Çünkü Çakır'a göre cemaat bu üç yazarın yazdıklarının aksine ne sivil ne de siyaset dışı! AK Parti'de sadece siyasi değil Zaten kavga da buradan kopuyor.

Ruşen Çakır’ın yazısı:

ZAMAN'DAN ÜÇ YAZAR / VATAN

Başbakan Erdoğan‘ın şanslı bir siyasetçi olduğu farklı kişilerce, değişik vesilelerle dile getirildi ki ben de öyle düşünüyorum. Onun en şanslı olduğu konulardan biri de, medyada kendisini etkili bir şekilde eleştiren kişilerin fazlasıyla sabırsız olmaları.

Üçü de Zaman Gazetesi‘nde yazıyor. İkisi ülkücü hareket kökenli Ahmet Turan Alkan ile Mümtazer Türköne, diğeri İslamcı bir isim olan Ali Bulaç.

Kuşkusuz kimi zaman farklı, hatta yer yer karşıt argümanlara sahip olsalar da üç yazar da kabaca Gülen cemaatini “sivil İslam“, AKP’yi de“siyasi İslam“ olarak okuyor ve “sivil” olanın “siyasi” olana üstün gelmesini bir tür kaçınılmaz bir durum olarak öngörüyorlar.

CEMAAT SİYASİDİR

İlk itirazım Gülen hareketinin siyasi olmadığı tespitine. Her ne kadar eğitim, medya gibi toplumsal alandaki faaliyetleri öne çıksa ve kendisini ısrarla “siyaset üstü” göstermek istese de cemaat öteden beri siyasetle yakından ilgilenmiştir. 1995‘ten 28 Şubat 1997‘ye kadarki süreçte Fethullah Gülen‘in merkez sağ ve sol siyasetçilerle yoğun ilişkisiyle bu ilgi alenileşti. 17 Aralık süreciyle birlikteyse cemaatin nerdeyse tek gündem maddesi siyaset oldu.
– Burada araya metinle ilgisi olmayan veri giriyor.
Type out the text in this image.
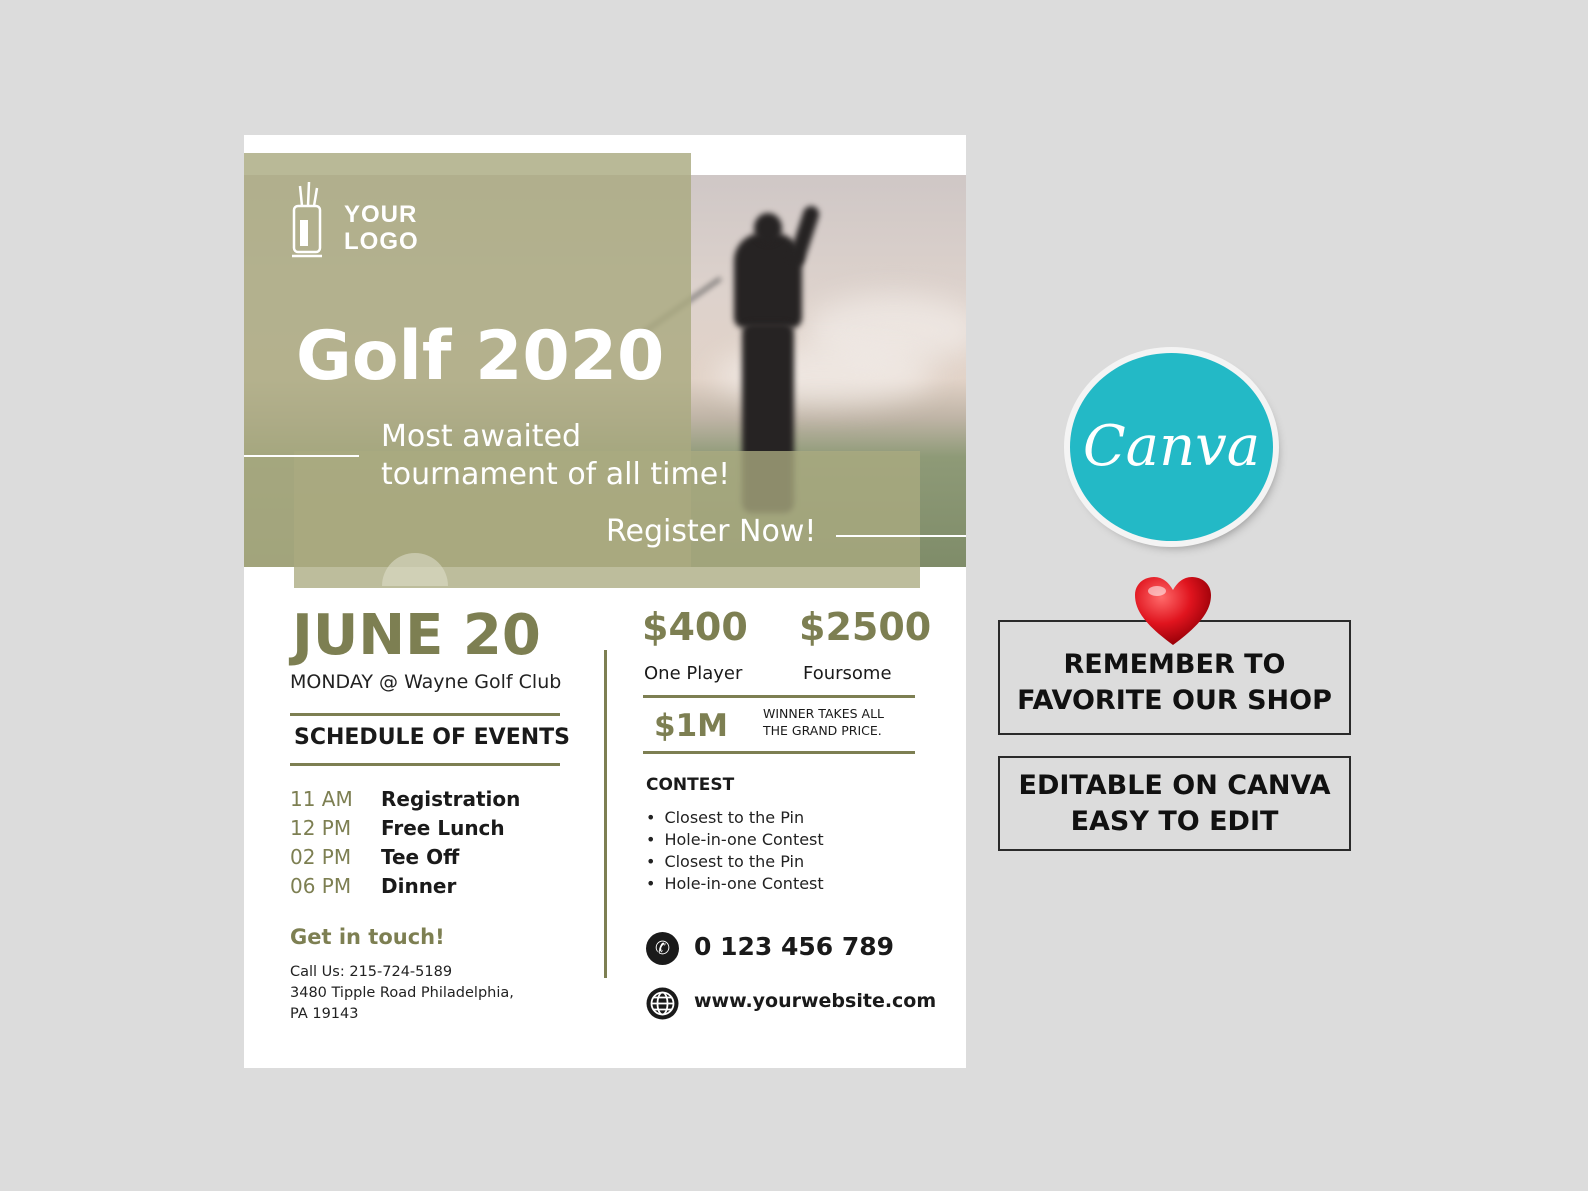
YOUR
LOGO
Golf 2020
Most awaited
tournament of all time!
Register Now!
JUNE 20
MONDAY @ Wayne Golf Club
SCHEDULE OF EVENTS
11 AM Registration
12 PM Free Lunch
02 PM Tee Off
06 PM Dinner
Get in touch!
Call Us: 215-724-5189
3480 Tipple Road Philadelphia,
PA 19143
$400
One Player
$2500
Foursome
$1M	WINNER TAKES ALL
THE GRAND PRICE.
CONTEST
• Closest to the Pin
• Hole-in-one Contest
• Closest to the Pin
• Hole-in-one Contest
✆ 0 123 456 789
www.yourwebsite.com
Canva
REMEMBER TO
FAVORITE OUR SHOP
EDITABLE ON CANVA
EASY TO EDIT
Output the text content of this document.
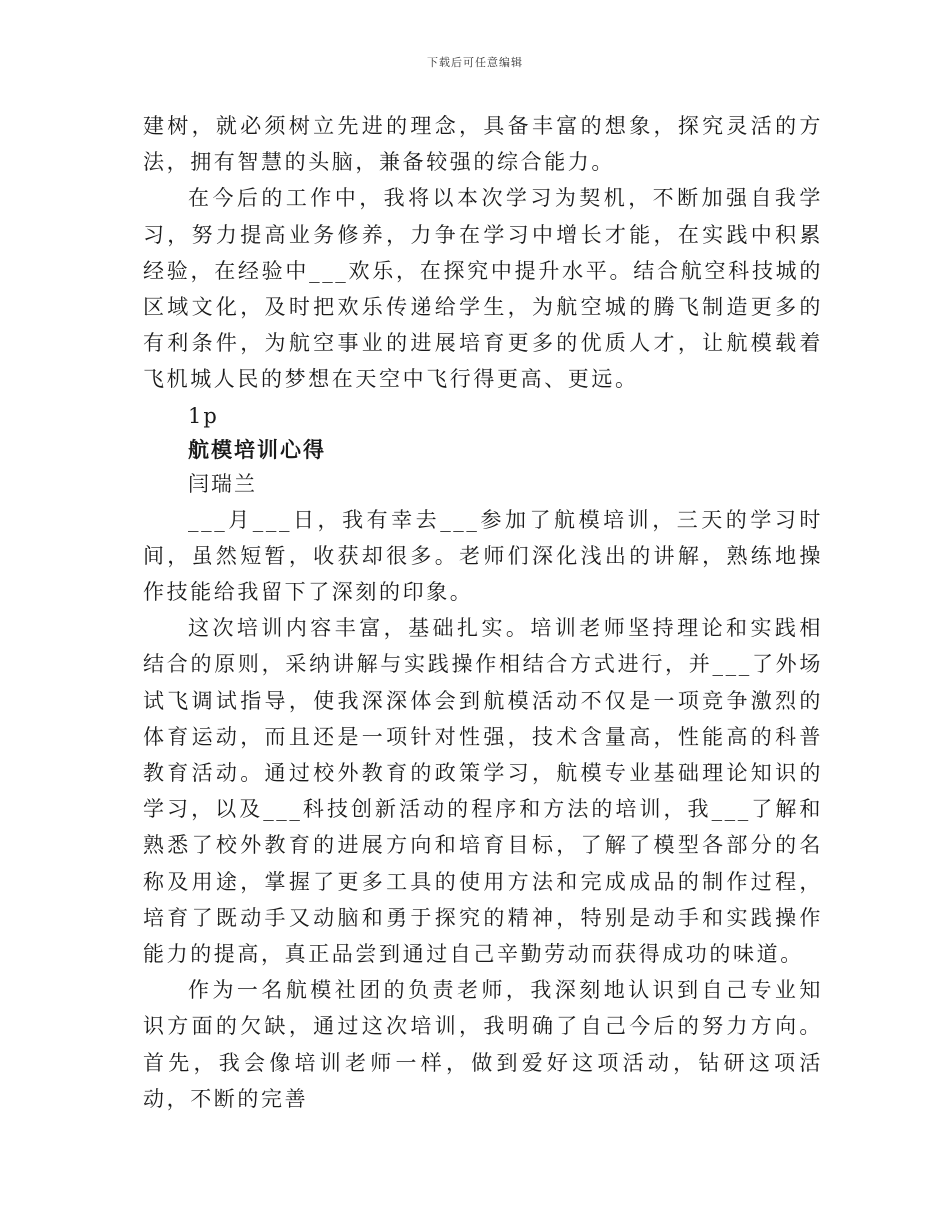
下载后可任意编辑

建树，就必须树立先进的理念，具备丰富的想象，探究灵活的方法，拥有智慧的头脑，兼备较强的综合能力。

在今后的工作中，我将以本次学习为契机，不断加强自我学习，努力提高业务修养，力争在学习中增长才能，在实践中积累经验，在经验中___欢乐，在探究中提升水平。结合航空科技城的区域文化，及时把欢乐传递给学生，为航空城的腾飞制造更多的有利条件，为航空事业的进展培育更多的优质人才，让航模载着飞机城人民的梦想在天空中飞行得更高、更远。

1p

航模培训心得

闫瑞兰

___月___日，我有幸去___参加了航模培训，三天的学习时间，虽然短暂，收获却很多。老师们深化浅出的讲解，熟练地操作技能给我留下了深刻的印象。

这次培训内容丰富，基础扎实。培训老师坚持理论和实践相结合的原则，采纳讲解与实践操作相结合方式进行，并___了外场试飞调试指导，使我深深体会到航模活动不仅是一项竞争激烈的体育运动，而且还是一项针对性强，技术含量高，性能高的科普教育活动。通过校外教育的政策学习，航模专业基础理论知识的学习，以及___科技创新活动的程序和方法的培训，我___了解和熟悉了校外教育的进展方向和培育目标，了解了模型各部分的名称及用途，掌握了更多工具的使用方法和完成成品的制作过程，培育了既动手又动脑和勇于探究的精神，特别是动手和实践操作能力的提高，真正品尝到通过自己辛勤劳动而获得成功的味道。

作为一名航模社团的负责老师，我深刻地认识到自己专业知识方面的欠缺，通过这次培训，我明确了自己今后的努力方向。首先，我会像培训老师一样，做到爱好这项活动，钻研这项活动，不断的完善
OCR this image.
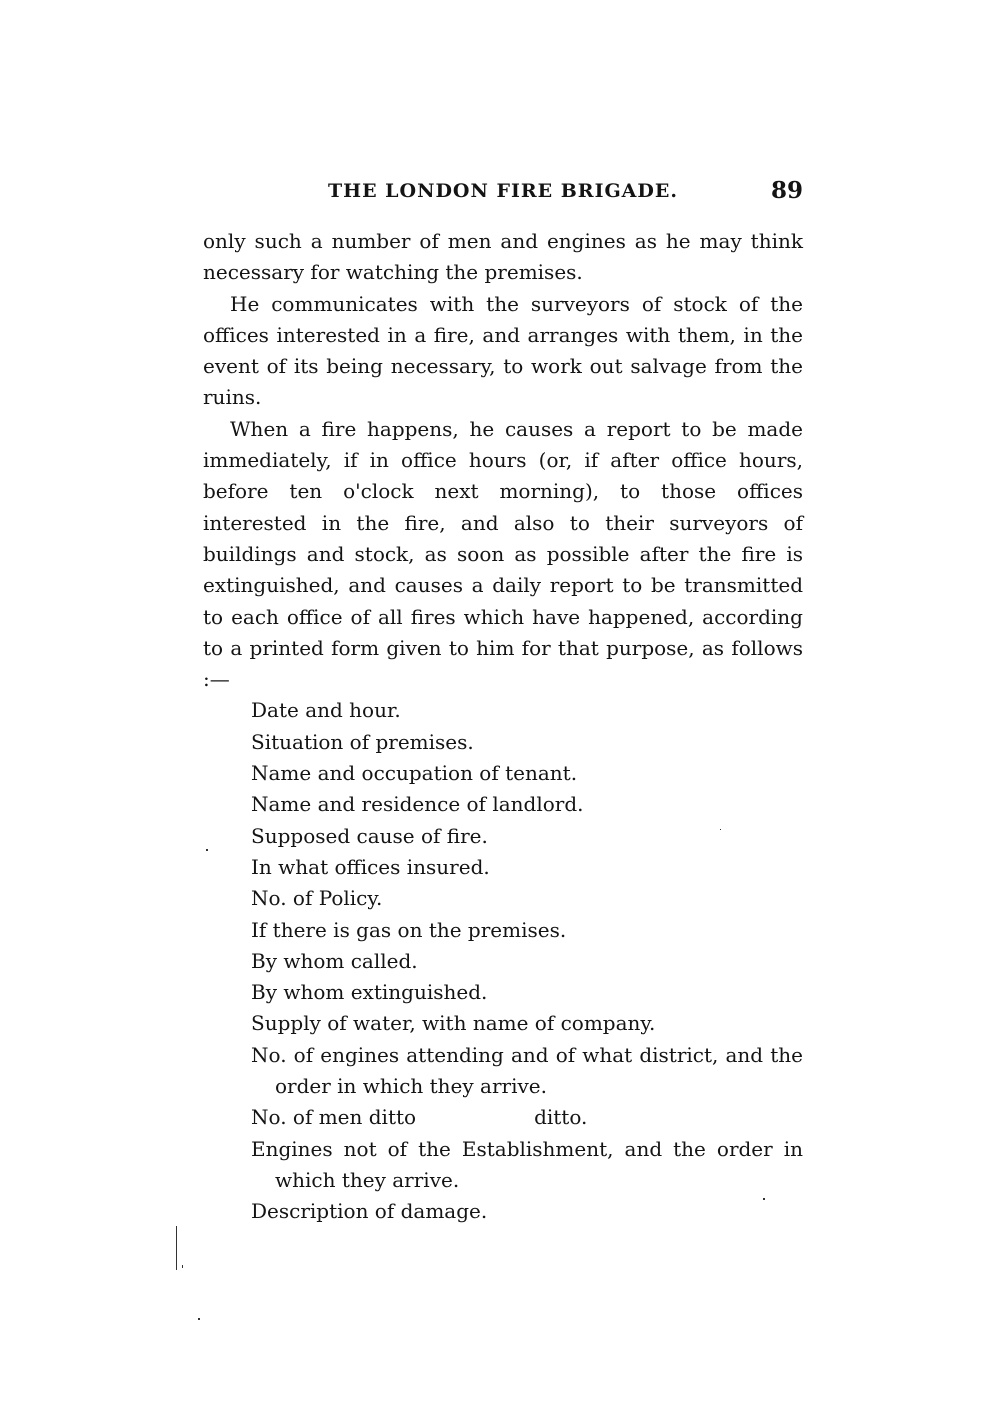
THE LONDON FIRE BRIGADE.	89

only such a number of men and engines as he may think necessary for watching the premises.

He communicates with the surveyors of stock of the offices interested in a fire, and arranges with them, in the event of its being necessary, to work out salvage from the ruins.

When a fire happens, he causes a report to be made immediately, if in office hours (or, if after office hours, before ten o'clock next morning), to those offices interested in the fire, and also to their surveyors of buildings and stock, as soon as possible after the fire is extinguished, and causes a daily report to be transmitted to each office of all fires which have happened, according to a printed form given to him for that purpose, as follows :—

Date and hour.
Situation of premises.
Name and occupation of tenant.
Name and residence of landlord.
Supposed cause of fire.
In what offices insured.
No. of Policy.
If there is gas on the premises.
By whom called.
By whom extinguished.
Supply of water, with name of company.
No. of engines attending and of what district, and the order in which they arrive.
No. of men ditto	ditto.
Engines not of the Establishment, and the order in which they arrive.
Description of damage.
CEMAAT KADROLAŞTI SİVİL DEĞİL

İkinci itirazım cemaatin sivilliği iddiasına. İlk andan itibaren benimsenmiş olan devlet içinde kadrolaşma stratejisinin, buna bağlı olarak cemaat içinde, benim “sivil olmayan kanat“ diye adlandırdığım bir yapının neredeyse özerk bir şekilde ortaya çıkıp güçlenmesinin sivillikle fazla ilgisi olduğunu sanmıyorum. Yine birbirinden farklı kesimlerin cemaate yönelik olarak şeffaflaşma çağrısı yapmaları da sivillik iddiasına ciddi olarak gölge düşürüyor.

AKP SADECE SİYASİ DEĞİLDİR

Öte yandan AKP’yi sadece siyasi bir yapı olarak görmek de sorunlu olacaktır. Öncelikle AKP’nin sırtını yasladığı Milli Görüş hareketinin başından itibaren çok güçlü bir İslami toplumsal zemin üzerinde yükseldiğini; kendisi yükseldikçe bu zemini de genişletip zenginleştirdiğini biliyoruz.

İkinci olarak, son günlerde ortalığa saçılan bilgilerden, AKP lideri Erdoğan’ın, Gülen hareketinin aşırı güçlenmesinden tedirgin olduğu için başka İslami cemaatlere ciddi yatırımlar yapmış olduğunu; bunları başta eğitim olmak üzere toplumsal alanda Gülen hareketine alternatif faaliyetlere teşvik ettiğini öğreniyoruz.

Özetle, sivil olması beklenen Gülen cemaatinin gözü siyasi alanda, siyasi olması beklenen AKP’nin de gözü sivil alanda. Zaten kavga da esas olarak bu yüzden çıkıyor.